Император хотел установить при дворе такие же порядки, как и на парадах, в отношении строгого соблюдения церемониала: как должны подходить к нему и к императрице, сколько раз и каким образом должны кланяться. Обер-церемониймейстер обращался с придворными грубо, как с рекрутами, не обученными еще военным упражнениям и не знающими, с какой ноги и в каком порядке маршировать. При церемонии целования руки, повторявшейся постоянно при всяком удобном случае, нужно было, сделав глубокий поклон, встать на одно колено и в этом положении приложиться к руке императора долгим и, главное, отчетливым поцелуем, причем император целовал вас в щеку. Затем надлежало подойти с таким же коленопреклонением к императрице и потом удалиться, пятясь задом и наступая на ноги тем, кто двигался в это время вперед. Это вносило беспорядок до тех пор, пока двор лучше не изучил этот маневр, а император, довольный выражением подчинения и страха на всех лицах, сам не смягчил свою строгость.
В первое время по восшествии Павла на престол мы с братом испытали на себе его суровость, которая еще не успела тогда смягчиться. Император и императрица пожелали быть восприемниками при крещении ребенка в дворцовой церкви. Дежурные, в числе которых были и мы, в составе двух камергеров и двух камер-юнкеров, должны были быть наготове, чтобы идти впереди их императорских величеств. Мы опоздали и не были на своем посту. Император, выйдя и не видя дежурных, пришел в страшное негодование. Мы явились, запыхавшись, и нашли собравшихся перед закрытой дверью церкви придворных, сильно испуганных тем, что с нами будет, и выражавших ужасное беспокойство по поводу ожидавшей нас участи. Совершенно опечаленные, заняли мы места у дверей церкви. Вскоре двери открылись. Император вышел, прошел мимо нас, бросая нам угрожающие взгляды, с яростным видом, сильно пыхтя, как это он делал обыкновенно, когда был в гневе и хотел поразить ужасом. Мы, все четверо, понесли легкое наказание – домашний арест с приказом не выходить.
Великий князь Александр стал хлопотать за нас, указывал на то, что нас не предупредили вовремя, и так хорошо защищал нас, поддерживаемый Кутайсовым, бывшим в то время брадобреем императора, что недели через две мы были освобождены из-под ареста. Вскоре после этого мы перешли в армию, получили чины бригадиров, равнявшиеся чинам камер-юнкеров. И по особой милости, дарованной нам ввиду предпочтения, оказываемого нам обоими великими князьями, я был назначен адъютантом Александра, а мой брат – адъютантом Константина.
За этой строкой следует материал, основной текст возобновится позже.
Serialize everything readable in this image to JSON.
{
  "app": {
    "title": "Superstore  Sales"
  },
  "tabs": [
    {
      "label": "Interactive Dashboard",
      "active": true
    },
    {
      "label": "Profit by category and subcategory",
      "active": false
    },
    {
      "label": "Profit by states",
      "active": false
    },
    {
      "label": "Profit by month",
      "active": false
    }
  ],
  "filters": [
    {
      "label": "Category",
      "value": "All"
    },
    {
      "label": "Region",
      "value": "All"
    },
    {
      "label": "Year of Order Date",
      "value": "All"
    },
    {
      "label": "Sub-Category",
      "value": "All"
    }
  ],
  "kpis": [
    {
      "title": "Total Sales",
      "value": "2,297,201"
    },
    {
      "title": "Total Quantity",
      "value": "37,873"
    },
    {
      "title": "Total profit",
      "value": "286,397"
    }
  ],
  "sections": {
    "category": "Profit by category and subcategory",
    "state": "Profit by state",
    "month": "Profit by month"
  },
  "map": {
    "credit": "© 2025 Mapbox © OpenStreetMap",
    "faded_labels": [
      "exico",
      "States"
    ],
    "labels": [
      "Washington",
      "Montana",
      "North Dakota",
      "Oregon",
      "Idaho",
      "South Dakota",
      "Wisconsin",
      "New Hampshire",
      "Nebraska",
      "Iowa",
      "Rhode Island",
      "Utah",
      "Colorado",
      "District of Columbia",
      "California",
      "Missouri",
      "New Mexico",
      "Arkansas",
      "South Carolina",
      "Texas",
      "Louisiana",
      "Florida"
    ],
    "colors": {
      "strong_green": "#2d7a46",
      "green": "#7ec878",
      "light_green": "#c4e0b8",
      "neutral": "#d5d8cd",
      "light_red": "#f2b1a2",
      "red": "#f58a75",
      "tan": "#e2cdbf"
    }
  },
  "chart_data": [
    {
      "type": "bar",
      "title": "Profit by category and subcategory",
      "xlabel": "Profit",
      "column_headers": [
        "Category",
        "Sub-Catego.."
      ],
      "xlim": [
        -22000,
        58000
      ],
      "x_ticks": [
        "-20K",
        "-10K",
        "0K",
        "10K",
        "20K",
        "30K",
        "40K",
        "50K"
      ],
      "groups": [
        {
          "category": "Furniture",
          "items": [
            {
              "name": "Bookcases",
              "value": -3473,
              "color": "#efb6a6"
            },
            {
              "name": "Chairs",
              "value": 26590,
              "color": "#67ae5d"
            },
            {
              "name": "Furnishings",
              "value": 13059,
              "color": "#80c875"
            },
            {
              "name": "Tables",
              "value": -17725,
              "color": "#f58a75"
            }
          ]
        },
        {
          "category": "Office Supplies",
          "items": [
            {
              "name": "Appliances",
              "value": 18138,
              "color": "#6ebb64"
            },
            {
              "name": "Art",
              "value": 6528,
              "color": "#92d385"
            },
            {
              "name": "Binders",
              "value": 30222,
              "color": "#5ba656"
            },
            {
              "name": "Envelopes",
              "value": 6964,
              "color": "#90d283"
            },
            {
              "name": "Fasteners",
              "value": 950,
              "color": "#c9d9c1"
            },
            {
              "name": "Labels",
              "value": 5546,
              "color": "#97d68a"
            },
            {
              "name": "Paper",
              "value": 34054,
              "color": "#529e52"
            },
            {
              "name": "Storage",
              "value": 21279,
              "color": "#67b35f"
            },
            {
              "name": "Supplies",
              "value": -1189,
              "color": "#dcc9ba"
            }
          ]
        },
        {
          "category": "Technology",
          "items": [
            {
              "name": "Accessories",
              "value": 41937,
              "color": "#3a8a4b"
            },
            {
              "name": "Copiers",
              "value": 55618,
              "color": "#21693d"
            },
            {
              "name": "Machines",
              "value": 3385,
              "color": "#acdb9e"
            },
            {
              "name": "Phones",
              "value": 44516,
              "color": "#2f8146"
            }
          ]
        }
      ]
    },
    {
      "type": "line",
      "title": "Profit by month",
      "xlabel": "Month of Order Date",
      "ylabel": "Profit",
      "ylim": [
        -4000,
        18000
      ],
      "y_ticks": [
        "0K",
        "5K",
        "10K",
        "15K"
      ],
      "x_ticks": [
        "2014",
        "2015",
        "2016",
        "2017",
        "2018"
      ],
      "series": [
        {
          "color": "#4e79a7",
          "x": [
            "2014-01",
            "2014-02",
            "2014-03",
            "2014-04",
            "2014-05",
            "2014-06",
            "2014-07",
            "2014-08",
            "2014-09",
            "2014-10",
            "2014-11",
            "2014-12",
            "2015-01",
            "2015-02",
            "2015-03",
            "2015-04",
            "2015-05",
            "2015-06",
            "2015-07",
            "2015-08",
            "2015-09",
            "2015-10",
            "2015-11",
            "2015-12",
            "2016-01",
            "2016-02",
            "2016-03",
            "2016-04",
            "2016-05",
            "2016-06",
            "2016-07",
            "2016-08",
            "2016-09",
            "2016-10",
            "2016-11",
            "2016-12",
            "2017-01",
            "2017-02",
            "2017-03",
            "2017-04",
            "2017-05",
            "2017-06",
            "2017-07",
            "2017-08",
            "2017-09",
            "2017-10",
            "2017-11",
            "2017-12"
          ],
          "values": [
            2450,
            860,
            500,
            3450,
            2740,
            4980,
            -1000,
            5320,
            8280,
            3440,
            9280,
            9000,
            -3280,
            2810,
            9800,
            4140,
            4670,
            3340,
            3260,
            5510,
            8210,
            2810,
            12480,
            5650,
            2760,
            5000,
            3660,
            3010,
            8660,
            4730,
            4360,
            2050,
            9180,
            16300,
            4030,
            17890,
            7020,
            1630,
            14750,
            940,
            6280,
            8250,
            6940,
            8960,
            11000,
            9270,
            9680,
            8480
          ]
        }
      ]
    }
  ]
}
Это назначение нас обрадовало, так как приближало нас к великим князьям, и благодаря ему мы освобождались от обязанностей при дворе, к исполнению которых у нас не было никакого призвания.
Исполнять наши новые обязанности было нетяжело. Они заключались в том, что мы должны были следовать за великими князьями во время парадов, стоять позади них в то время, когда император, сойдя на Дворцовую площадь, проходил мимо выстроившихся в линию офицеров, здоровался со своими сыновьями, называя их «ваше высочество», и возвращался на середину строя, чтобы приступить к упражнениям.
В качестве адъютантов мы имели доступ к великим князьям. Но оба они были поглощены своими обязанностями при дворе, в семье, на военной службе и множеством мелочей, которыми должны были заниматься как командиры двух гвардейских полков. Утро, до обеда, было поглощено этими занятиями, больше утомлявшими физически, чем доставлявшими пищу уму, хотя требовалось большое внимание, чтобы не сделать ни малейшего упущения по службе.